ACA Changes for Immigrants

OBBB restricts access to federally subsidized health insurance for certain lawfully present immigrants, including asylum-seekers, victims of trafficking, and refugees. These groups are currently eligible to purchase coverage through the Affordable Care Act (ACA) marketplace, often with the help of federal tax credits that reduce monthly premiums. Some also qualify for Medicaid or Medicare depending on income and other factors. Under OBBB, many would lose eligibility for these subsidies, effectively pricing them out of coverage. The CBO estimates that, as a result, 1.3 million lawfully present immigrants will be uninsured by 2034. While the change is framed as a cost-saving measure, it may have far-reaching consequences for public health and safety-net programs, particularly in communities with high immigrant populations.

Orphan Drug Exemption Expansion

The One Big Beautiful Bill (OBBB) includes an important change for patients living with rare diseases: it expands the “orphan drug” exemption in Medicare’s Drug Price Negotiation Program.

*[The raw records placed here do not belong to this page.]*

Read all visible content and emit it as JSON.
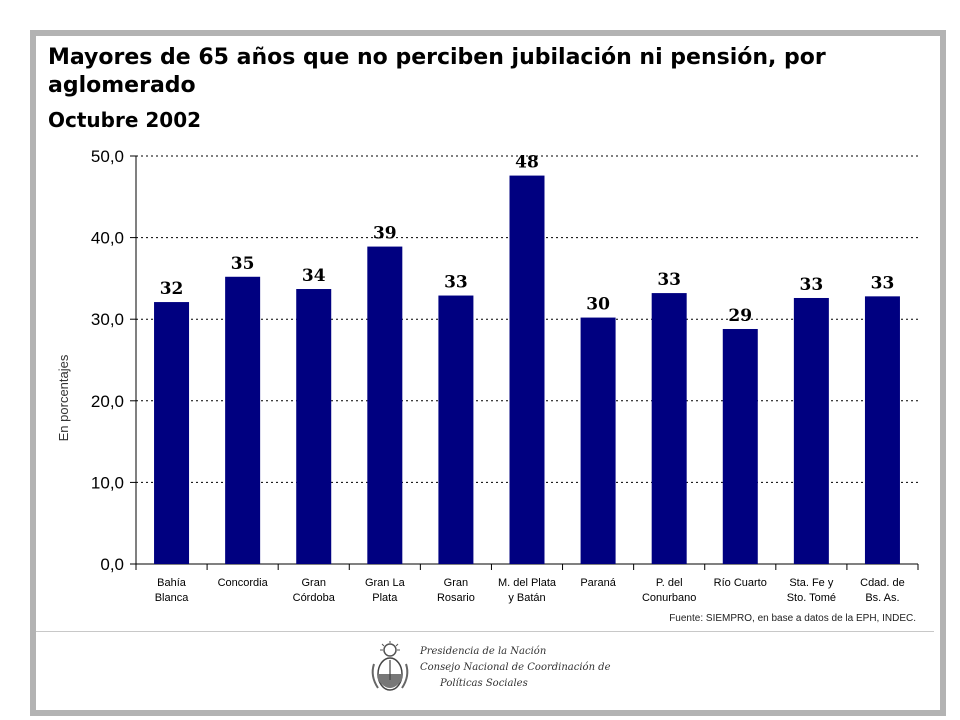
{
  "title": "Mayores de 65 años que no perciben jubilación ni pensión, por aglomerado",
  "subtitle": "Octubre 2002",
  "source": "Fuente: SIEMPRO, en base a datos de la EPH, INDEC.",
  "footer": {
    "line1": "Presidencia de la Nación",
    "line2": "Consejo Nacional de Coordinación de",
    "line3": "Políticas Sociales",
    "emblem": "national-coat-of-arms"
  },
  "colors": {
    "bar": "#000080",
    "frame": "#b3b3b3",
    "grid": "#000000"
  },
  "chart_data": {
    "type": "bar",
    "title": "Mayores de 65 años que no perciben jubilación ni pensión, por aglomerado",
    "subtitle": "Octubre 2002",
    "ylabel": "En porcentajes",
    "xlabel": "",
    "ylim": [
      0,
      50
    ],
    "yticks": [
      "0,0",
      "10,0",
      "20,0",
      "30,0",
      "40,0",
      "50,0"
    ],
    "grid": "horizontal dotted",
    "categories": [
      [
        "Bahía",
        "Blanca"
      ],
      [
        "Concordia"
      ],
      [
        "Gran",
        "Córdoba"
      ],
      [
        "Gran La",
        "Plata"
      ],
      [
        "Gran",
        "Rosario"
      ],
      [
        "M. del Plata",
        "y Batán"
      ],
      [
        "Paraná"
      ],
      [
        "P. del",
        "Conurbano"
      ],
      [
        "Río Cuarto"
      ],
      [
        "Sta. Fe y",
        "Sto. Tomé"
      ],
      [
        "Cdad. de",
        "Bs. As."
      ]
    ],
    "values": [
      32.1,
      35.2,
      33.7,
      38.9,
      32.9,
      47.6,
      30.2,
      33.2,
      28.8,
      32.6,
      32.8
    ],
    "data_labels": [
      "32",
      "35",
      "34",
      "39",
      "33",
      "48",
      "30",
      "33",
      "29",
      "33",
      "33"
    ]
  }
}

Under this exemption, certain medications developed for rare conditions (those affecting fewer than 200,000 people in the U.S.) will remain excluded from government price negotiations, even if the drug is later approved to treat multiple rare diseases. This is a meaningful step for the rare disease community. Because these conditions affect small populations, there is often little financial incentive for drug companies to invest in developing treatments. Previously, a drug could lose its orphan status if it was found to treat more than one rare disease, which discouraged broader research. By preserving the exemption even for drugs with multiple rare indications, the policy helps ensure continued investment in therapies that otherwise might not be developed. While this change could reduce the number of drugs eligible for Medicare price negotiations, potentially limiting some government savings, it protectsthe fragile pipeline of innovation for rare disease treatments. For patients who often have few or no therapeutic options, maintaining access to future breakthroughs is a critical priority.

A green half circle with a single flower in front of it

Looking Ahead: Navigating the Risks and Realities of OBBB

The passage of the One Big Beautiful Bill ushers in a complex and consequential set of healthcare policy changes. While some provisions may provide short-term relief, such as support for rural hospitals and increased Medicare physician reimbursements, the potential loss of millions of insured individuals due to Medicaid cuts, changes to Affordable Care Act marketplaces, and the expiration of enhanced premium subsidies raise serious concerns about the long-term stability and accessibility of health coverage across the country.
As these changes begin to unfold, it will be essential for policymakers and advocacy organizations to closely monitor their real-world impacts on patients and communities. The Infusion Access Foundation will be actively engaged in this work, advocating for patients who rely on provider-administered therapies and working to protect access to life-saving infusion care. Proactive efforts and possible legislative adjustments will likely be needed to address unintended consequences, protect vulnerable populations, and ensure that the promise of quality, affordable healthcare remains within reach for all Americans.